Return the name of the lexical domain the synset belongs to; this also corresponds to the lexicographer's file the synset was originally loaded from.

# File lib/wordnet/synset.rb, line 447
def lexical_domain
        return self.class.lexdomain_table[ self.lexdomainid ][ :lexdomainname ]
end
part_of_speech() click to toggle source

Return the name of the Synset's part of speech (pos).

# File lib/wordnet/synset.rb, line 417
def part_of_speech
        return self.class.postype_table[ self.pos.to_sym ]
end
samples() click to toggle source

Return any sample sentences.

# File lib/wordnet/synset.rb, line 453
def samples
        return self.db[:samples].
                filter( synsetid: self.synsetid ).
                order( :sampleid ).
                map( :sample )
end
senses() click to toggle source

The WordNet::Senses associated with the receiver

# File lib/wordnet/synset.rb, line 188
one_to_many :senses,
        key: :synsetid,
        primary_key: :synsetid
sumo_terms() click to toggle source

Terms from the Suggested Upper Merged Ontology

# File lib/wordnet/synset.rb, line 213
many_to_many :sumo_terms,
        join_table: :sumomaps,
        left_key: :synsetid,
        right_key: :sumoid
to_s() click to toggle source

Stringify the synset.

# File lib/wordnet/synset.rb, line 423
def to_s

        # Make a sorted list of the semantic link types from this synset
        semlink_list = self.semlinks_dataset.
                group_and_count( :linkid ).
                to_hash( :linkid, :count ).
                collect do |linkid, count|
                        '%s: %d' % [ self.class.linktype_table[linkid][:typename], count ]
                end.
                sort.
                join( ', ' )

        return "%s (%s): [%s] %s (%s)" % [
                self.words.map( &:to_s ).join(', '),
                self.part_of_speech,
                self.lexical_domain,
                self.definition,
                semlink_list
        ]
end
wordlist() click to toggle source

Return the Synset's Words as an Array of Strings.

# File lib/wordnet/synset.rb, line 683
def wordlist
        return self.words.map( &:to_s )
end
words() click to toggle source

The WordNet::Words associated with the receiver

# File lib/wordnet/synset.rb, line 180
many_to_many :words,
        join_table: :senses,
        left_key: :synsetid,
        right_key: :wordid

Dataset Methods

↑ top

Public Instance Methods

adjective_satellites() click to toggle source

:singleton-method: adjective_satellites Limit results to adjective satellites.

# File lib/wordnet/synset.rb, line 286
def adjective_satellites
        return self.where( pos: 's' )
end
adjectives() click to toggle source

:singleton-method: adjectives Limit results to adjectives.

# File lib/wordnet/synset.rb, line 272
def adjectives
        return self.where( pos: 'a' )
end
adverbs() click to toggle source

:singleton-method: adverbs Limit results to adverbs.

# File lib/wordnet/synset.rb, line 279
def adverbs
        return self.where( pos: 'r' )
end
nouns() click to toggle source

:singleton-method: nouns Limit results to nouns.

# File lib/wordnet/synset.rb, line 258
def nouns
        return self.where( pos: 'n' )
end
verbs() click to toggle source

:singleton-method: verbs Limit results to verbs.

# File lib/wordnet/synset.rb, line 265
def verbs
        return self.where( pos: 'v' )
end

Traversal Methods

↑ top

Public Instance Methods

traverse( type, &block ) click to toggle source

With a block, yield a WordNet::Synset related to the receiver via a link of the specified type, recursing depth first into each of its links if the link type is recursive.
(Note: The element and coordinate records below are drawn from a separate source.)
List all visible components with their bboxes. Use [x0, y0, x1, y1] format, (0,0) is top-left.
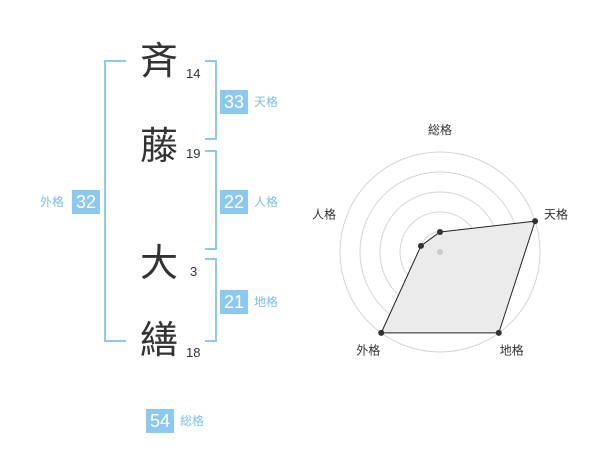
radar-axis-label-3: 地格	[500, 343, 524, 358]
name-char-4: 繕	[139, 318, 178, 362]
tenkaku-label: 天格	[254, 95, 279, 109]
stroke-count-3: 3	[190, 264, 198, 279]
chikaku-label: 地格	[254, 295, 279, 309]
radar-ring	[339, 151, 541, 353]
radar-point-5	[417, 242, 424, 249]
gaikaku-label: 外格	[40, 195, 65, 209]
stroke-count-1: 14	[186, 66, 201, 81]
tenkaku-value: 33	[220, 90, 248, 114]
gaikaku-bracket	[104, 60, 126, 342]
radar-points	[378, 218, 539, 336]
radar-axis-label-4: 外格	[356, 343, 380, 358]
radar-point-2	[532, 218, 539, 225]
jinkaku-label: 人格	[254, 195, 279, 209]
radar-axis-label-1: 総格	[428, 122, 452, 137]
soukaku-value: 54	[146, 409, 174, 433]
gaikaku-value: 32	[72, 190, 100, 214]
radar-axis-label-5: 人格	[312, 206, 336, 221]
jinkaku-bracket	[205, 150, 217, 250]
radar-point-4	[378, 329, 385, 336]
stroke-count-4: 18	[186, 345, 201, 360]
name-char-1: 斉	[139, 39, 178, 83]
radar-area	[380, 220, 536, 334]
radar-axis-label-2: 天格	[544, 206, 568, 221]
chikaku-value: 21	[220, 290, 248, 314]
name-char-2: 藤	[139, 124, 178, 168]
radar-center-dot	[437, 249, 443, 255]
soukaku-label: 総格	[180, 414, 205, 428]
name-char-3: 大	[139, 241, 178, 285]
jinkaku-value: 22	[220, 190, 248, 214]
tenkaku-bracket	[205, 60, 217, 140]
radar-point-3	[495, 329, 502, 336]
chikaku-bracket	[205, 258, 217, 342]
stroke-count-2: 19	[186, 146, 201, 161]
radar-point-1	[437, 229, 443, 235]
To exit from the traversal at any depth, throw :stop_traversal.

If no block is given, return an Enumerator that will do the same thing instead.

# Print all the parts of a boot
puts lexicon[:boot].traverse( :member_meronyms ).to_a

You can also traverse with an addiitional argument that indicates the depth of recursion by calling with_depth on the Enumerator:

$lex[:fencing].traverse( :hypernyms ).with_depth.each {|ss,d| puts "%02d: %s" % [d,ss] }
# (outputs:)

01: play, swordplay (noun): [noun.act] the act using a sword (or other weapon) vigorously
  and skillfully (hypernym: 1, hyponym: 1)
02: action (noun): [noun.act] something done (usually as opposed to something said)
  (hypernym: 1, hyponym: 33)
03: act, deed, human action, human activity (noun): [noun.tops] something that people do
  or cause to happen (hypernym: 1, hyponym: 40)
...
# File lib/wordnet/synset.rb, line 625
def traverse( type, &block )
        enum = Enumerator.new do |yielder|
                traversals = [ self.semanticlink_enum(type) ]
                syn        = nil
                typekey    = SEMANTIC_TYPEKEYS[ type ]
                recurses   = self.class.linktypes[ typekey ][:recurses]
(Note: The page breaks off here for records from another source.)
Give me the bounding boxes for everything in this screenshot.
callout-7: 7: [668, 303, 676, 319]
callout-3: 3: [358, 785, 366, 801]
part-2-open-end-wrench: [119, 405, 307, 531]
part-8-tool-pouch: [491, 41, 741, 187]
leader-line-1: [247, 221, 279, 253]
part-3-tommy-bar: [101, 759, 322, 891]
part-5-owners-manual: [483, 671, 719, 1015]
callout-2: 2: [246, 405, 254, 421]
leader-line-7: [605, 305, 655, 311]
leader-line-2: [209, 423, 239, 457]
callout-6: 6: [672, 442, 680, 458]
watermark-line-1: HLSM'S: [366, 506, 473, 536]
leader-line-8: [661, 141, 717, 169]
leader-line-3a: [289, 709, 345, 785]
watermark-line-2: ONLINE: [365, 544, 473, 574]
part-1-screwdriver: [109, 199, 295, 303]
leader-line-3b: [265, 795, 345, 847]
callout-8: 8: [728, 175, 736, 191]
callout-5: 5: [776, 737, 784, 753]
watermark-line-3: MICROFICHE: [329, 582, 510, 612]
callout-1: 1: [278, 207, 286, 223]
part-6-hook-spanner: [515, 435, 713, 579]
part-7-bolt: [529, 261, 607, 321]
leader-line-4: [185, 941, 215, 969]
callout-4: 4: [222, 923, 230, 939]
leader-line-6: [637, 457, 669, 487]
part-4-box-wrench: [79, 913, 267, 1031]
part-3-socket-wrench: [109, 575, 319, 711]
                self.log.debug "Traversing %s semlinks%s" % [ type, recurses ? " (recursive)" : ''  ]

                catch( :stop_traversal ) do
                        until traversals.empty?
                                begin
                                        self.log.debug "  %d traversal/s left" % [ traversals.length ]
                                        syn = traversals.last.next

                                        if enum.with_depth?
                                                yielder.yield( syn, traversals.length )
                                        else
                                                yielder.yield( syn )
                                        end

                                        traversals << syn.semanticlink_enum( type ) if recurses
                                rescue StopIteration
                                        traversals.pop
                                end
                        end
                end
        end

        def enum.with_depth?
                @with_depth = false if !defined?( @with_depth )
                return @with_depth
        end

        def enum.with_depth
                @with_depth = true
                self
        end

        return enum.each( &block ) if block
        return enum
end
|( othersyn ) click to toggle source

Union: Return the least general synset that the receiver and othersyn have in common as a hypernym, or nil if it doesn't share any.

# File lib/wordnet/synset.rb, line 583
def |( othersyn )

        # Find all of this syn's hypernyms
        hypersyns = self.traverse( :hypernyms ).to_a
        commonsyn = nil

        # Now traverse the other synset's hypernyms looking for one of our
        # own hypernyms.
        othersyn.traverse( :hypernyms ) do |syn|
                if hypersyns.include?( syn )
                        commonsyn = syn
                        throw :stop_traversal
                end
        end

        return commonsyn
end